At the dalles you enter a barren region, where drift wood is brought into every encampment by the Indians, for which they gladly receive a piece of tobacco in return. In the absence of the savages, the tombs of the dead are sometimes shamefully pillaged by civilized Christian travellers, taking away the very boards that cover the dead bodies, and thus leave them the prey of vultures and crows.

Indians linger on the Columbia as long as a salmon can be caught. Unconscious of the approaching winter, they do not lay in sufficient stock of provisions, and till late in the fall they may be seen picking up the dead and dying fishes which float in great numbers on the surface. In the immediate neighborhood of a camp the air is infected with the scent of {236} salmon in a state of putrefaction; they are suspended on trees, or on scaffolds, and to this unwholesome and detestable food has the improvident Indian recourse, when the days of his long lent commence.

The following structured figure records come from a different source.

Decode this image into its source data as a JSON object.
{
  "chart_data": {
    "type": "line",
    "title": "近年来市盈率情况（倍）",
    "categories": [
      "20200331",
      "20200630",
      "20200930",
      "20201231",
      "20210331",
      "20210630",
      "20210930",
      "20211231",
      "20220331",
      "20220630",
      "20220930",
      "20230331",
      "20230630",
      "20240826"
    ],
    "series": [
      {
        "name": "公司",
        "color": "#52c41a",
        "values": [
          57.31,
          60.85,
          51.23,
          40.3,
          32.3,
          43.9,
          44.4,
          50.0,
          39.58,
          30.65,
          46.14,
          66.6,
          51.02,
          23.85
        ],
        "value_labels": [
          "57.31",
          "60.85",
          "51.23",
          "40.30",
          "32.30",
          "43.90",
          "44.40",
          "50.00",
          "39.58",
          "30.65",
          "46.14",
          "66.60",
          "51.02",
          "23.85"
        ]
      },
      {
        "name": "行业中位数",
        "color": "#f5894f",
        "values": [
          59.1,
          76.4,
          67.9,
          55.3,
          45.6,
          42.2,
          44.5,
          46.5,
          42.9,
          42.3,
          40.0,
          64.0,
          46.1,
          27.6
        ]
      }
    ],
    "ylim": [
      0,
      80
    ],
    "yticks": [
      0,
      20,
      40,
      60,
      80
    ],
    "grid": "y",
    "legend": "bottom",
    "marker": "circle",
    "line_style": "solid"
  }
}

You can scarcely form an idea of the deplorable condition of the poor petty tribes, scattered along the banks of the Columbia, of which the numbers visibly diminish from year to year. Imagine their dwellings, a few poor huts, constructed of rush, bark, bushes, or of pine branches, sometimes covered with skins or rags—around these miserable habitations lie scattered in profusion the bones of animals, and the offal of fishes of every tribe, amidst accumulated filth of every description. In the interior, you find roots piled up in a corner, skins hanging from cross poles, and fish boiling over the fire, a few dying embers; an axe to cut wood being seldom found among them. The whole stock of kitchen utensils, drinking vessels, dishes, etc., are comprised in something like a fish-kettle, made of osier, and besmeared with gum—to boil this kettle stones are heated red hot and thrown into it. But the mess cooked in this way, can you guess what it is? No, not in twenty trials—it is impossible to divine what {237} the ingredients are that compose this outlandish soup!